Personal information
- Full name: Wu Zhiying
- Date of birth: 1950 (age 75–76)
- Place of birth: Guangzhou, Guangdong, China
- Position: Centre-back

Youth career
- Guangzhou No.5

Senior career*
- Years: Team / Apps / (Gls)
- 1971–1979: Guangdong
- Caroline Hill
- Sea Bee
- Eastern

International career
- 1973–1974: China B / 2 / (0)

= Wu Zhiying =

Chinese footballer (born 1950)

Wu Zhiying (吴志英 (Wú zhìyīng); born 1950) is a retired Chinese footballer. Nicknamed "Hen Ying" (鸡乸英) in Hong Kong, he played for Guangdong throughout the 1970s and for various clubs in Hong Kong across the 1980s.

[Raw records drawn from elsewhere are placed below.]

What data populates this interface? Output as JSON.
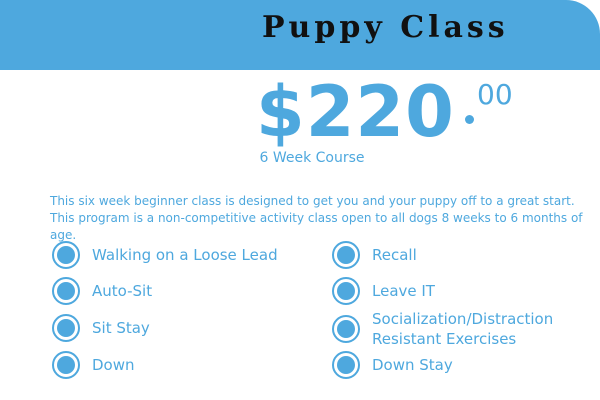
{
  "header": {
    "title": "Puppy Class"
  },
  "pricing": {
    "dollars": "$220",
    "cents": "00",
    "subtitle": "6 Week Course"
  },
  "description": "This six week beginner class is designed to get you and your puppy off to a great start. This program is a non-competitive activity class open to all dogs 8 weeks to 6 months of age.",
  "features_left": [
    {
      "label": "Walking on a Loose Lead"
    },
    {
      "label": "Auto-Sit"
    },
    {
      "label": "Sit Stay"
    },
    {
      "label": "Down"
    }
  ],
  "features_right": [
    {
      "label": "Recall"
    },
    {
      "label": "Leave IT"
    },
    {
      "line1": "Socialization/Distraction",
      "line2": "Resistant Exercises"
    },
    {
      "label": "Down Stay"
    }
  ],
  "colors": {
    "accent": "#4ea8de",
    "title": "#111111",
    "background": "#ffffff"
  }
}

He is also the father of Hong Kong footballer Ng Wai Chiu.

==Club career==
Wu began his career within Zhushouxiang Primary School in elementary school and Guangzhou No. 5 Middle School with both schools specializing in football. Following the reconstruction of Guangdong's football club following the Cultural Revolution in 1969, Wu was convinced by Guangdong manager Chen Hanlin to make his senior debut for the 1971 National Football Championship. The following year, Wu took part in an international tour across Africa to play in a series of friendlies against Cameroon, Equatorial Guinea and Congo-Brazzaville. He notably played alongside Liang Decheng during the 1975 National Games of China, defending fiercely against the football finals against Liaoning that led to both teams sharing the title by the time of closing ceremony. Wu was later part of the squads that won third place in the 1979 National Games of China as well as the inaugural 1st Guangdong–Hong Kong Cup, playing with He Jia in the latter. Following his move to Hong Kong in 1979, Wu played for various Hong Kong clubs throughout the 1980s such as Caroline Hill, Sea Bee and Eastern before his retirement.

==International career==
Wu was first called to represent China B team for two separate tours to play against Albania in 1973 and 1974 respectively.

==Personal life==
Wu's oldest brother, Wu Zhixiong worked in the bicycle factory industry before becoming a businessman in Guangdong. His second brother, Wu Zhihao, worked in the Guangzhou First Cotton Mill as he took up football within the amateur ranks of Guangdong. His youngest brother, Wu Zhijie, also became a footballer and played in Macau in the 1980s.

Wu later moved to Hong Kong as his wife who was of Indonesian Chinese descent had already lived there. His son Wu Weichao later continued in his father's footsteps, becoming a Hong Kong international as well as becoming the first Hong Kong player to play in China. Wu notably helped train his son throughout his youth career and helped him improve his accuracy and passing.